In real-world scenarios, deep learning models often face challenges from both imbalanced (long-tailed) and out-of-distribution (OOD) data. However, existing joint methods rely on real OOD data, which leads to unnecessary trade-offs. In contrast, our research shows that data mixing, a potent augmentation technique for long-tailed recognition, can generate pseudo-OOD data that exhibit the features of both in-distribution (ID) data and OOD data. Therefore, by using mixed data instead of real OOD data, we can address long-tailed recognition and OOD detection holistically. We propose a unified framework called Reinforced Imbalance Learning with Class-Aware Self-Supervised Outliers Exposure (RICASSO), where "self-supervised" denotes that we only use ID data for outlier exposure. RICASSO includes three main strategies: Norm-Odd-Duality-Based Outlier Exposure: Uses mixed data as pseudo-OOD data, enabling simultaneous ID data rebalancing and outlier exposure through a single loss function. Ambiguity-Aware Logits Adjustment: Utilizes the ambiguity of ID data to adaptively recalibrate logits. Contrastive Boundary-Center Learning: Combines Virtual Boundary Learning and Dual-Entropy Center Learning to use mixed data for better feature separation and clustering, with Representation Consistency Learning for robustness. Extensive experiments demonstrate that RICASSO achieves state-of-the-art performance in long-tailed recognition and significantly improves OOD detection compared to our baseline (27% improvement in AUROC and 61% reduction in FPR on the iNaturalist2018 dataset). On iNaturalist2018, we even outperforms methods using real OOD data.
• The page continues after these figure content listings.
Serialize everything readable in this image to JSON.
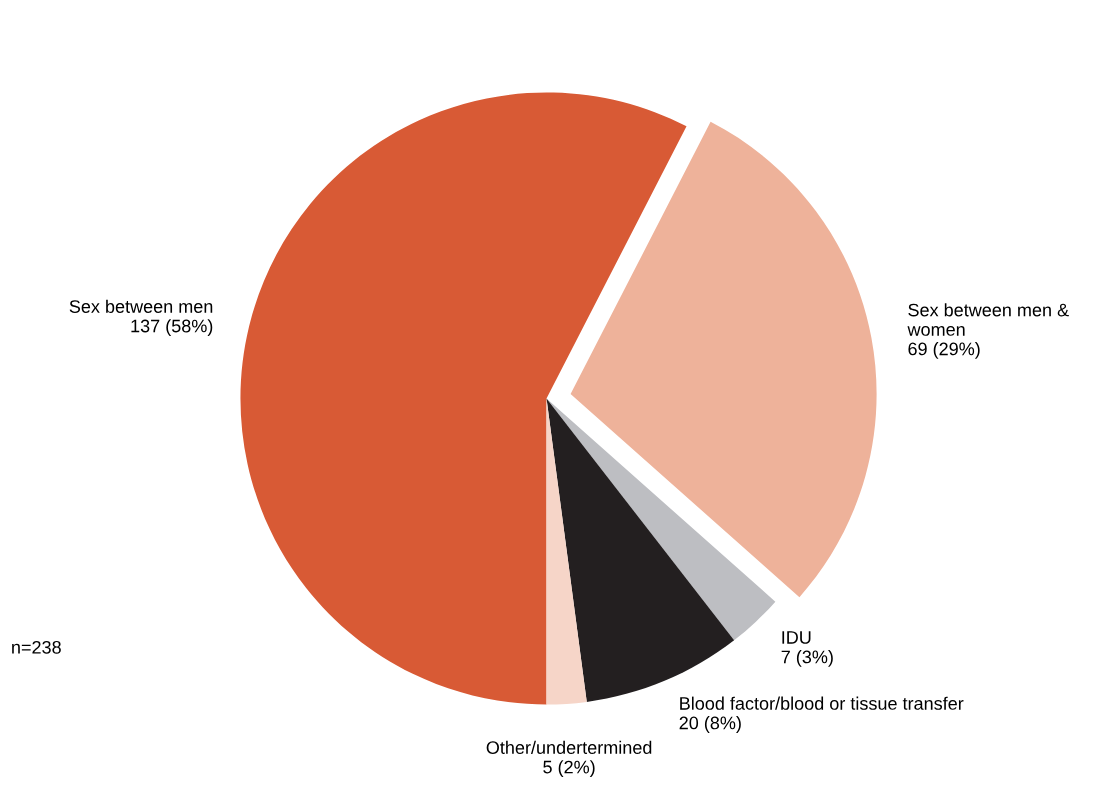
{
  "chart_data": {
    "type": "pie",
    "categories": [
      "Sex between men",
      "Sex between men & women",
      "IDU",
      "Blood factor/blood or tissue transfer",
      "Other/undertermined"
    ],
    "values": [
      137,
      69,
      7,
      20,
      5
    ],
    "value_labels": [
      "137 (58%)",
      "69 (29%)",
      "7 (3%)",
      "20 (8%)",
      "5 (2%)"
    ],
    "colors": [
      "#d85a35",
      "#eeb29a",
      "#bdbec2",
      "#231f20",
      "#f6d5c8"
    ],
    "annotations": [
      "n=238"
    ],
    "legend": false
  }
}
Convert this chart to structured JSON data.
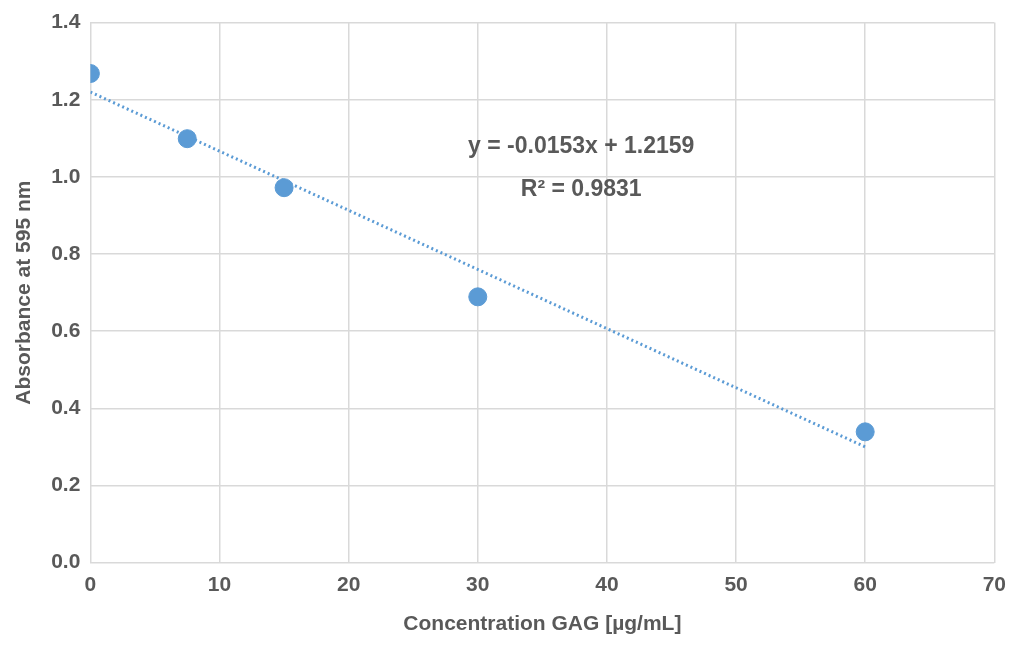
{
  "chart_data": {
    "type": "scatter",
    "xlabel": "Concentration GAG [µg/mL]",
    "ylabel": "Absorbance at 595 nm",
    "series": [
      {
        "type": "scatter",
        "color": "#5b9bd5",
        "x": [
          0,
          7.5,
          15,
          30,
          60
        ],
        "values": [
          1.268,
          1.099,
          0.972,
          0.689,
          0.339
        ],
        "marker": "circle"
      },
      {
        "type": "line",
        "color": "#5b9bd5",
        "x": [
          0,
          60
        ],
        "values": [
          1.22,
          0.3
        ],
        "line_style": "dotted",
        "marker": "none"
      }
    ],
    "annotations": [
      "y = -0.0153x + 1.2159",
      "R² = 0.9831"
    ],
    "xlim": [
      0,
      70
    ],
    "xticks": [
      0,
      10,
      20,
      30,
      40,
      50,
      60,
      70
    ],
    "ylim": [
      0,
      1.4
    ],
    "yticks": [
      {
        "value": 0,
        "label": "0.0"
      },
      {
        "value": 0.2,
        "label": "0.2"
      },
      {
        "value": 0.4,
        "label": "0.4"
      },
      {
        "value": 0.6,
        "label": "0.6"
      },
      {
        "value": 0.8,
        "label": "0.8"
      },
      {
        "value": 1.0,
        "label": "1.0"
      },
      {
        "value": 1.2,
        "label": "1.2"
      },
      {
        "value": 1.4,
        "label": "1.4"
      }
    ],
    "grid": true,
    "legend": false
  }
}
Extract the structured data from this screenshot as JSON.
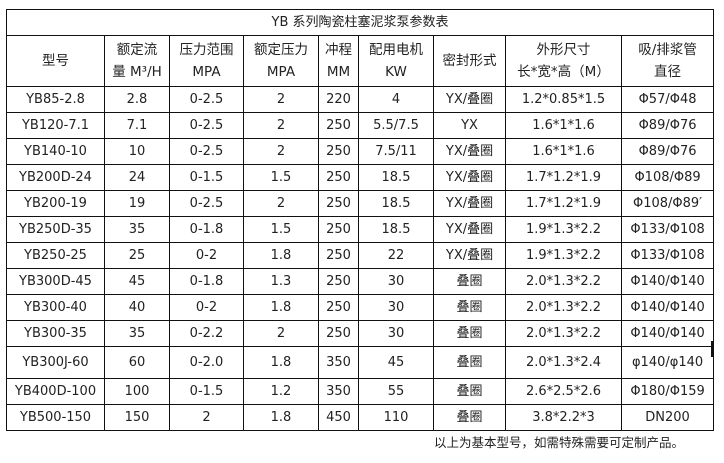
{
  "title": "YB 系列陶瓷柱塞泥浆泵参数表",
  "headers": [
    [
      "型号"
    ],
    [
      "额定流",
      "量 M³/H"
    ],
    [
      "压力范围",
      "MPA"
    ],
    [
      "额定压力",
      "MPA"
    ],
    [
      "冲程",
      "MM"
    ],
    [
      "配用电机",
      "KW"
    ],
    [
      "密封形式"
    ],
    [
      "外形尺寸",
      "长*宽*高（M）"
    ],
    [
      "吸/排浆管",
      "直径"
    ]
  ],
  "rows": [
    [
      "YB85-2.8",
      "2.8",
      "0-2.5",
      "2",
      "220",
      "4",
      "YX/叠圈",
      "1.2*0.85*1.5",
      "Φ57/Φ48"
    ],
    [
      "YB120-7.1",
      "7.1",
      "0-2.5",
      "2",
      "250",
      "5.5/7.5",
      "YX",
      "1.6*1*1.6",
      "Φ89/Φ76"
    ],
    [
      "YB140-10",
      "10",
      "0-2.5",
      "2",
      "250",
      "7.5/11",
      "YX/叠圈",
      "1.6*1*1.6",
      "Φ89/Φ76"
    ],
    [
      "YB200D-24",
      "24",
      "0-1.5",
      "1.5",
      "250",
      "18.5",
      "YX/叠圈",
      "1.7*1.2*1.9",
      "Φ108/Φ89"
    ],
    [
      "YB200-19",
      "19",
      "0-2.5",
      "2",
      "250",
      "18.5",
      "YX/叠圈",
      "1.7*1.2*1.9",
      "Φ108/Φ89′"
    ],
    [
      "YB250D-35",
      "35",
      "0-1.8",
      "1.5",
      "250",
      "18.5",
      "YX/叠圈",
      "1.9*1.3*2.2",
      "Φ133/Φ108"
    ],
    [
      "YB250-25",
      "25",
      "0-2",
      "1.8",
      "250",
      "22",
      "YX/叠圈",
      "1.9*1.3*2.2",
      "Φ133/Φ108"
    ],
    [
      "YB300D-45",
      "45",
      "0-1.8",
      "1.3",
      "250",
      "30",
      "叠圈",
      "2.0*1.3*2.2",
      "Φ140/Φ140"
    ],
    [
      "YB300-40",
      "40",
      "0-2",
      "1.8",
      "250",
      "30",
      "叠圈",
      "2.0*1.3*2.2",
      "Φ140/Φ140"
    ],
    [
      "YB300-35",
      "35",
      "0-2.2",
      "2",
      "250",
      "30",
      "叠圈",
      "2.0*1.3*2.2",
      "Φ140/Φ140"
    ],
    [
      "YB300J-60",
      "60",
      "0-2.0",
      "1.8",
      "350",
      "45",
      "叠圈",
      "2.0*1.3*2.4",
      "φ140/φ140"
    ],
    [
      "YB400D-100",
      "100",
      "0-1.5",
      "1.2",
      "350",
      "55",
      "叠圈",
      "2.6*2.5*2.6",
      "Φ180/Φ159"
    ],
    [
      "YB500-150",
      "150",
      "2",
      "1.8",
      "450",
      "110",
      "叠圈",
      "3.8*2.2*3",
      "DN200"
    ]
  ],
  "footer": "以上为基本型号，如需特殊需要可定制产品。"
}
The code will be made public soon.

Paper Structure

This paper contains 26 sections, 13 equations, 2 figures, 4 tables.

Figures (2)

  • Figure 1: Ours vs. other long-tailed recognition (LTR) and long-tailed OOD (LTOOD) detection methods on CIFAR-10, IR100. Without the need for real OOD data, our RICASSO outperforms all of the other methods on the iNaturalist2018 iNature2018 dataset.
  • Figure 2: The overview of RICASSO. (\ref{['fig:pipeline']}) The pipeline of RICASSO. In the data mixing phase, both MixupMixup2018 and Cutmix CutMix2019 is performed to generate the mixed data $\mathcal{D}_{\text{mix}}$. Both the ID data and mixed data are used as training data. The backbone is a Mixture of Experts (MoE) network. (\ref{['fig:modules']}) The elaboration of each module. AALA (Green) takes OOD data as the extreme under-represented tailed classes data and thus uses the ambiguity of features to re-calibrate the ID priors for each expert. The calibrated logits are then fed to NOD to conduct a pseudo outlier exposure (Pink) without the need for real-OOD data. Finally, to further boost the feature clustering, the mixed data is also used for contrastive learning (Blue) and representation learning (Yellow).